Shelyn? Really? She's the goddess of love and art, and it says in her description in Faiths of Purity: "Followers of Shelyn endeavor to make themselves beautiful, though not necessarily arousing--lust is the purview of Calistria, and while Shelyn's no prude, she knows the difference between true love and mere carnal attraction." That looks pretty inherently dependent on love to me. Am I missing something?
Who's the most positive divine figure who unambiguously represents lust/sex--not inherently dependent on love or marriage or fertility?
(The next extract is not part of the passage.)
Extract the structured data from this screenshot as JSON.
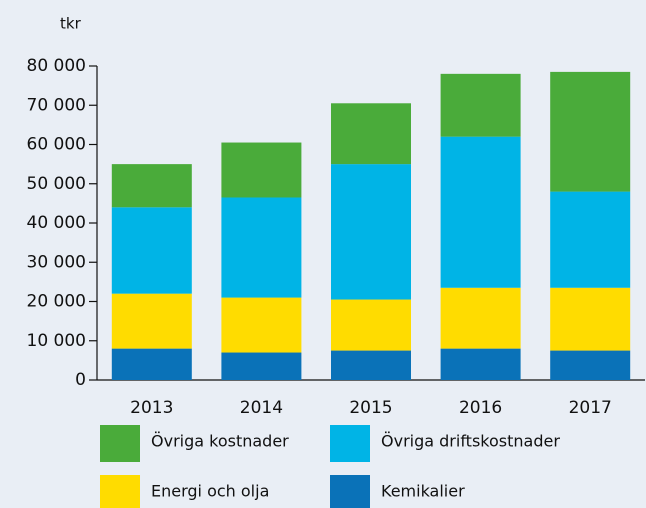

This is from the Oracle description: Although the gods work through many agents, perhaps none is more mysterious than the oracle. These divine vessels are granted power without their choice, selected by providence to wield powers that even they do not fully understand. Unlike a cleric, who draws her magic through devotion to a deity, oracles garner strength and power from many sources, namely those patron deities who support their ideals. Instead of worshiping a single source, oracles tend to venerate all of the gods that share their beliefs.
So that's not the class I was looking for. Which class would be appropriate for something like the reverse--someone who derives power from faith in one god who didn't give them power in advance of their faith developing (Iomedae specifically in this context), but lacks formal religious education and isn't part of that god's church? (Is there one, or have I described a character who wouldn't exist in Pathfinder?)
Quote function keeps picking up the wrong post.
Will Return of the Runelords have the player-relevant mechanics about Nocticula--i.e., what domains Nocticula the Goddess offers to worshipers? Or if not, do you know yet where they will show up?
Is there any book where I could find a negative/critical view of Aroden that isn't in-character by an Asmodean (in-character by an Iomedaen, for example, would be fine)? In what I've read, he seems somewhat perplexingly universally admired for a Lawful Neutral god who massively favored one race.
In Hell's Vengeance 5: Scourge of the Godclaw, a plot point/exploitable weakness of one ex-paladin NPC is that her son was taken prisoner, entirely unwillingly "given to Asmodeus," and is now in Hell.
In light of your having said earlier that you can't sell someone's soul unless they consent, I'm thinking this should be regarded as an authorial error. Is that correct?